Martin Luther King Jr.’s Daughter Urges Protestors to Use ‘Non-Violent Means’
By Rachel McRady
Paras Griffin/Getty Images
Dr. Bernice King, the youngest child of the late Dr. Martin Luther King Jr., is speaking out as protests are carried out around the country. The 57-year-old CEO of The King Center spoke at a city briefing in Atlanta, Georgia, over the weekend where she addressed those protesting the death of George Floyd.
"I've obviously been in the place of the daughter of George, a 6-year-old left without her daddy who was killed senselessly as my father was assassinated senselessly," King said, referencing her father's 1968 death. "It sent me on a journey of anger, and I fought that demon a long time."
King went on to follow in the footsteps of her Civil Rights leader father, urging a non-violent civil disobedience.
"This is a moment where people are feeling a lot of stuff right now and are fed up. And as I stand in this moment and I look at my journey, I have to make an appeal to my brothers and sisters. Because I realize that the only way to get constructive change is through non-violent means," she continued.
She added that others should "listen to the cries that are coming out of the hearts and the souls of my young brothers and sisters and all of the others that are in the streets of America right now and in our city."
The activist went on to note that systemic racism and white supremacy must be dealt with through non-violent means.
"It's a proven method. It did not fail my father," she added. "Right now it's about what is the end goal.
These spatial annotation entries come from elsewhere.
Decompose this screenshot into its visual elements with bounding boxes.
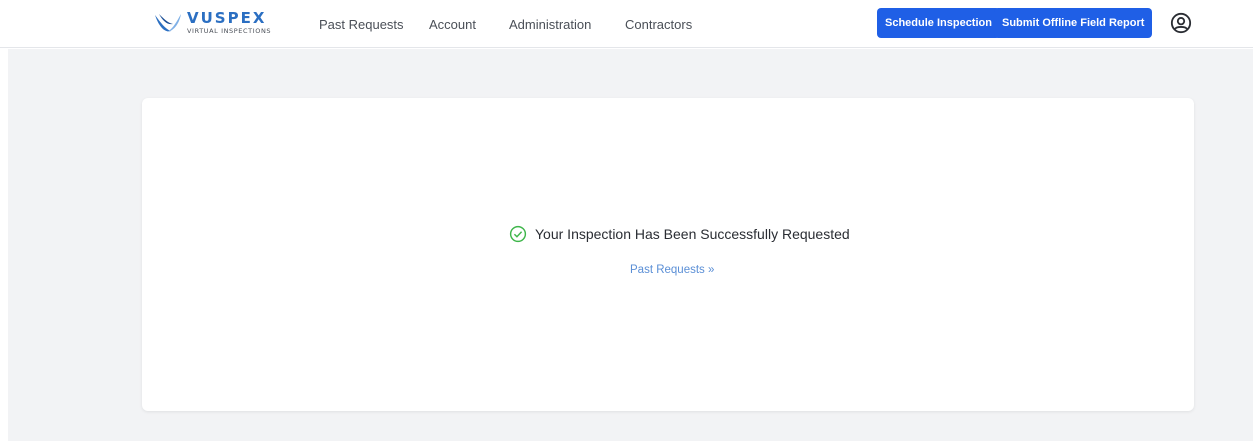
nav-contractors[interactable]: Contractors — [625, 17, 692, 32]
vuspex-logo[interactable]: VUSPEX VIRTUAL INSPECTIONS — [153, 10, 285, 36]
check-circle-icon — [509, 225, 527, 243]
logo-wordmark: VUSPEX — [187, 9, 267, 28]
nav-account[interactable]: Account — [429, 17, 476, 32]
logo-mark-icon — [155, 14, 181, 32]
schedule-inspection-button[interactable]: Schedule Inspection — [877, 8, 1000, 38]
success-message-row: Your Inspection Has Been Successfully Re… — [509, 225, 850, 243]
user-circle-icon[interactable] — [1170, 12, 1192, 34]
nav-administration[interactable]: Administration — [509, 17, 591, 32]
submit-offline-field-report-button[interactable]: Submit Offline Field Report — [994, 8, 1153, 38]
past-requests-link[interactable]: Past Requests » — [630, 264, 714, 276]
logo-tagline: VIRTUAL INSPECTIONS — [187, 27, 272, 36]
nav-past-requests[interactable]: Past Requests — [319, 17, 404, 32]
confirmation-card: Your Inspection Has Been Successfully Re… — [142, 98, 1194, 411]
top-navbar: VUSPEX VIRTUAL INSPECTIONS Past Requests… — [0, 0, 1253, 48]
success-message: Your Inspection Has Been Successfully Re… — [535, 226, 850, 242]
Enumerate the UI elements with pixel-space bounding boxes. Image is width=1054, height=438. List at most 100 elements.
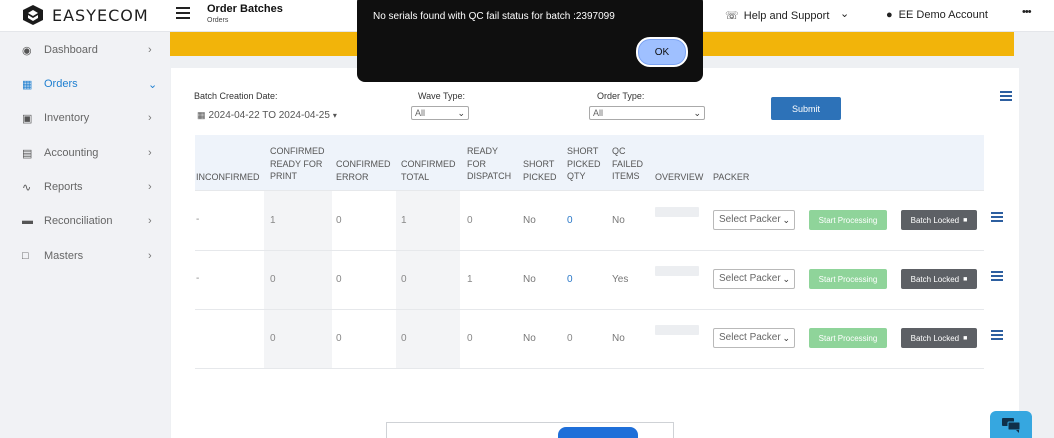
- chevron-down-icon: ⌄: [782, 215, 790, 225]
- dashboard-icon: ◉: [22, 45, 32, 57]
- th-inconfirmed: INCONFIRMED: [196, 172, 260, 182]
- batch-locked-button[interactable]: Batch Locked ■: [901, 269, 977, 289]
- list-menu-icon[interactable]: [1000, 91, 1012, 101]
- batch-locked-label: Batch Locked: [910, 274, 960, 284]
- order-type-select[interactable]: All ⌄: [589, 106, 705, 120]
- sidebar: ◉ Dashboard › ▦ Orders ⌄ ▣ Inventory › ▤…: [0, 32, 170, 438]
- cell-short-qty-link[interactable]: 0: [567, 274, 573, 285]
- sidebar-item-label: Masters: [44, 250, 84, 262]
- chevron-down-icon: ⌄: [457, 108, 465, 118]
- sidebar-item-dashboard[interactable]: ◉ Dashboard ›: [0, 35, 170, 65]
- cell-inconfirmed: -: [196, 273, 200, 284]
- alert-message: No serials found with QC fail status for…: [373, 11, 615, 22]
- sidebar-item-label: Inventory: [44, 112, 90, 124]
- cell-qc-failed: No: [612, 215, 625, 226]
- inventory-bag-icon: ▣: [22, 113, 33, 125]
- logo-icon: [23, 5, 43, 25]
- batch-date-picker[interactable]: ▦ 2024-04-22 TO 2024-04-25 ▾: [197, 110, 337, 121]
- sidebar-item-inventory[interactable]: ▣ Inventory ›: [0, 103, 170, 133]
- chevron-down-icon: ⌄: [782, 274, 790, 284]
- row-menu-icon[interactable]: [991, 330, 1003, 340]
- date-range-value: 2024-04-22 TO 2024-04-25: [208, 110, 330, 121]
- chevron-right-icon: ›: [148, 215, 152, 227]
- row-divider: [195, 190, 984, 191]
- wave-type-select[interactable]: All ⌄: [411, 106, 469, 120]
- sidebar-item-label: Accounting: [44, 147, 99, 159]
- start-processing-button[interactable]: Start Processing: [809, 210, 887, 230]
- order-type-value: All: [593, 108, 604, 118]
- th-confirmed-error: CONFIRMED ERROR: [336, 159, 391, 182]
- overview-bar[interactable]: [655, 325, 699, 335]
- row-menu-icon[interactable]: [991, 212, 1003, 222]
- sidebar-item-orders[interactable]: ▦ Orders ⌄: [0, 69, 170, 99]
- overview-bar[interactable]: [655, 207, 699, 217]
- cell-short-qty-link[interactable]: 0: [567, 215, 573, 226]
- chevron-down-icon: ⌄: [148, 78, 158, 91]
- chevron-down-icon: ⌄: [693, 108, 701, 118]
- start-processing-button[interactable]: Start Processing: [809, 269, 887, 289]
- calendar-icon: ▦: [197, 110, 206, 120]
- order-type-label: Order Type:: [597, 91, 645, 101]
- cell-short-qty: 0: [567, 333, 573, 344]
- ok-button[interactable]: OK: [636, 37, 688, 67]
- th-short-picked-qty: SHORT PICKED QTY: [567, 146, 601, 181]
- chevron-right-icon: ›: [148, 147, 152, 159]
- lock-icon: ■: [963, 334, 968, 342]
- sidebar-item-accounting[interactable]: ▤ Accounting ›: [0, 138, 170, 168]
- hamburger-menu-icon[interactable]: [176, 7, 190, 19]
- lock-icon: ■: [963, 216, 968, 224]
- batch-locked-button[interactable]: Batch Locked ■: [901, 210, 977, 230]
- sidebar-item-reports[interactable]: ∿ Reports ›: [0, 172, 170, 202]
- accounting-book-icon: ▤: [22, 148, 33, 160]
- overview-bar[interactable]: [655, 266, 699, 276]
- breadcrumb: Orders: [207, 17, 229, 24]
- page-title: Order Batches: [207, 3, 283, 15]
- sidebar-item-reconciliation[interactable]: ▬ Reconciliation ›: [0, 206, 170, 236]
- pagination-active-button[interactable]: [558, 427, 638, 438]
- cell-dispatch: 1: [467, 274, 473, 285]
- chevron-right-icon: ›: [148, 44, 152, 56]
- chat-support-button[interactable]: [990, 411, 1032, 438]
- cell-total: 0: [401, 333, 407, 344]
- cell-error: 0: [336, 274, 342, 285]
- row-divider: [195, 309, 984, 310]
- chat-bubble-icon: [1002, 417, 1021, 433]
- user-icon: ●: [886, 9, 893, 21]
- lock-icon: ■: [963, 275, 968, 283]
- cell-total: 1: [401, 215, 407, 226]
- sidebar-item-label: Reports: [44, 181, 83, 193]
- reconciliation-icon: ▬: [22, 215, 33, 227]
- account-menu[interactable]: ● EE Demo Account: [886, 9, 988, 21]
- chevron-down-icon: ⌄: [782, 333, 790, 343]
- chevron-right-icon: ›: [148, 112, 152, 124]
- th-overview: OVERVIEW: [655, 172, 704, 182]
- cell-short-picked: No: [523, 333, 536, 344]
- cell-ready-for-print: 0: [270, 274, 276, 285]
- submit-button[interactable]: Submit: [771, 97, 841, 120]
- row-menu-icon[interactable]: [991, 271, 1003, 281]
- th-confirmed-total: CONFIRMED TOTAL: [401, 159, 456, 182]
- th-packer: PACKER: [713, 172, 750, 182]
- cell-short-picked: No: [523, 215, 536, 226]
- packer-select[interactable]: Select Packer ⌄: [713, 210, 795, 230]
- easyecom-logo[interactable]: EASYECOM: [22, 4, 149, 26]
- packer-select-value: Select Packer: [719, 273, 781, 284]
- chevron-down-icon[interactable]: ⌄: [840, 7, 849, 20]
- th-confirmed-ready-for-print: CONFIRMED READY FOR PRINT: [270, 146, 325, 181]
- th-qc-failed-items: QC FAILED ITEMS: [612, 146, 644, 181]
- headset-icon: ☏: [725, 10, 739, 22]
- start-processing-button[interactable]: Start Processing: [809, 328, 887, 348]
- th-short-picked: SHORT PICKED: [523, 159, 557, 182]
- cell-short-picked: No: [523, 274, 536, 285]
- sidebar-item-masters[interactable]: □ Masters ›: [0, 241, 170, 271]
- batch-date-label: Batch Creation Date:: [194, 91, 278, 101]
- packer-select[interactable]: Select Packer ⌄: [713, 328, 795, 348]
- batch-locked-button[interactable]: Batch Locked ■: [901, 328, 977, 348]
- cell-error: 0: [336, 333, 342, 344]
- packer-select[interactable]: Select Packer ⌄: [713, 269, 795, 289]
- sidebar-item-label: Dashboard: [44, 44, 98, 56]
- reports-chart-icon: ∿: [22, 182, 32, 194]
- more-options-icon[interactable]: •••: [1022, 6, 1032, 18]
- help-and-support-link[interactable]: ☏ Help and Support: [725, 9, 829, 23]
- cell-inconfirmed: -: [196, 214, 200, 225]
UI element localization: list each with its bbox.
The end goal is we want change and we want it now, but change never comes through violence. It is not a solution."
King noted that though she doesn't support violent protests, that doesn't mean she doesn't relate to protestors' pain.
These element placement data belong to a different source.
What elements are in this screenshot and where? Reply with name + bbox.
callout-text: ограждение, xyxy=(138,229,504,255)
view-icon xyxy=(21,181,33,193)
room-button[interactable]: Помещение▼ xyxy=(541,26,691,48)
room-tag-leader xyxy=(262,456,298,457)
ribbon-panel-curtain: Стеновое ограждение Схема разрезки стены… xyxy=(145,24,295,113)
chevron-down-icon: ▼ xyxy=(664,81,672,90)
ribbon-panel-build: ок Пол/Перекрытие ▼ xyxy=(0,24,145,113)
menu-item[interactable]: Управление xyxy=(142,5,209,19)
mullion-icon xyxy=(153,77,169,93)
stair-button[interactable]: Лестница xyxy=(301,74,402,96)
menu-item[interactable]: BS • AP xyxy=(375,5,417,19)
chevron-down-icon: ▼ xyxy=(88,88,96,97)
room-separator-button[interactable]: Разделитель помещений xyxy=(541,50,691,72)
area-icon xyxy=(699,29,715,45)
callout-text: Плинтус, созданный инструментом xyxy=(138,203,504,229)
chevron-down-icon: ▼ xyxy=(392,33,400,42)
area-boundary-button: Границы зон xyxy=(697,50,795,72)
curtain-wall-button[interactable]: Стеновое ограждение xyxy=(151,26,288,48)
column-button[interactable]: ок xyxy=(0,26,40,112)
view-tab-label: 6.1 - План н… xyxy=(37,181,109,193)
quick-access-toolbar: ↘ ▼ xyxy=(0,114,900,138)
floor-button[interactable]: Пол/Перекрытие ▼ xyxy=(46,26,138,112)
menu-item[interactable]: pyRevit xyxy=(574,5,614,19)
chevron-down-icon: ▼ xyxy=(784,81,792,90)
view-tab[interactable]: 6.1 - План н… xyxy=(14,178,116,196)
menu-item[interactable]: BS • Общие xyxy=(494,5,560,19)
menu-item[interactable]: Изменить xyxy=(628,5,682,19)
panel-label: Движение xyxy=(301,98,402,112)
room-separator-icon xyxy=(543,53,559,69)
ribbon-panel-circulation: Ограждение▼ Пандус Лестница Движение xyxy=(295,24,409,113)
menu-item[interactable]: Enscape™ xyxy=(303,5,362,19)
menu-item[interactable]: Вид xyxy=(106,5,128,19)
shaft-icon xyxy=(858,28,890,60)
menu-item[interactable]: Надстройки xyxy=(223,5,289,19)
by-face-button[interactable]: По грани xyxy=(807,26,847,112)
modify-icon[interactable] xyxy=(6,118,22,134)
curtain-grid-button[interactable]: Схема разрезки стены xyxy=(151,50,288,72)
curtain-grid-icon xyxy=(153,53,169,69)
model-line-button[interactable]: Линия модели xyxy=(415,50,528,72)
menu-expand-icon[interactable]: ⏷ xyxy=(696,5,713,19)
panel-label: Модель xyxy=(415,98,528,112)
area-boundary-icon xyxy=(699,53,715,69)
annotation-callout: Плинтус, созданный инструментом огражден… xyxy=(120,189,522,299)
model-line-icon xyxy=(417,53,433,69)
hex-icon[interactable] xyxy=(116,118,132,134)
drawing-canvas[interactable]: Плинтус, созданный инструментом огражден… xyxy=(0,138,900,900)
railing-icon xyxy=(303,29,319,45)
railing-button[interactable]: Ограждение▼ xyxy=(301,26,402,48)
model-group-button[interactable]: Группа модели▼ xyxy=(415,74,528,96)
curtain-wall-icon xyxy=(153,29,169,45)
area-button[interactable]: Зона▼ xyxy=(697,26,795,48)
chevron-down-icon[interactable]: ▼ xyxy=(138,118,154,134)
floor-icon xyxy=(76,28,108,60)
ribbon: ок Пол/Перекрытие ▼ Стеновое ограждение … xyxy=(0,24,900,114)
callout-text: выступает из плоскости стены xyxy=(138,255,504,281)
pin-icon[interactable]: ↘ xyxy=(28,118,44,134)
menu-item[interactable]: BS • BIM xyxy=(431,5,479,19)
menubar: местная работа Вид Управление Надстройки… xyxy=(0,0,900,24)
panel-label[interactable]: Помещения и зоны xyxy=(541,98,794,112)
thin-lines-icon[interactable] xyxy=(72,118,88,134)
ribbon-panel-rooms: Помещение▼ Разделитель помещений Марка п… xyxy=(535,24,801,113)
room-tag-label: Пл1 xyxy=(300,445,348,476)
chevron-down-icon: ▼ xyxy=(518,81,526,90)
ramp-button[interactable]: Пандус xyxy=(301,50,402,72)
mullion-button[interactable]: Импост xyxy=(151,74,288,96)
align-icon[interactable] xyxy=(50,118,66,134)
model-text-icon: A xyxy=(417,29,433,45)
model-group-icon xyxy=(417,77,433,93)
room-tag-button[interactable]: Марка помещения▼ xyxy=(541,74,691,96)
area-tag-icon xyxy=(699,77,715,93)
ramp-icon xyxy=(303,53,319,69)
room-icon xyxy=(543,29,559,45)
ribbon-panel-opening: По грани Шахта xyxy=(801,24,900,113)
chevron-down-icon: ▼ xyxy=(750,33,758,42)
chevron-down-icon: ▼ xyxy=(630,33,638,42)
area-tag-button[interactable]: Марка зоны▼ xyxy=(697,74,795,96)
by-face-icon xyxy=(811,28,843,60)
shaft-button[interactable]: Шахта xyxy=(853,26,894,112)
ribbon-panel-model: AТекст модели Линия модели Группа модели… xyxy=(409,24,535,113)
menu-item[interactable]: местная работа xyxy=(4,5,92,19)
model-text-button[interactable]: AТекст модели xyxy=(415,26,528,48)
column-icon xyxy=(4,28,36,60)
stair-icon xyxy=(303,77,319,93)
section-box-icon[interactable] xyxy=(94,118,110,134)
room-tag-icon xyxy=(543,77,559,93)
"I am speaking through my heart now and saying I feel you. Trust me, I feel you," she said. "I've been close to the edge this time, but I can't go back to all that I felt inside and the rage that was inside that wanted me to destroy people and destroy lives as Martin Luther King's daughter."
Floyd, a black man living in Minneapolis, Minnesota, died after a police officer held him down by the neck with his knee for more than seven minutes when he was arrested for suspicion of forgery. The incident was filmed and Floyd was seen repeatedly telling the officer, "I can't breathe."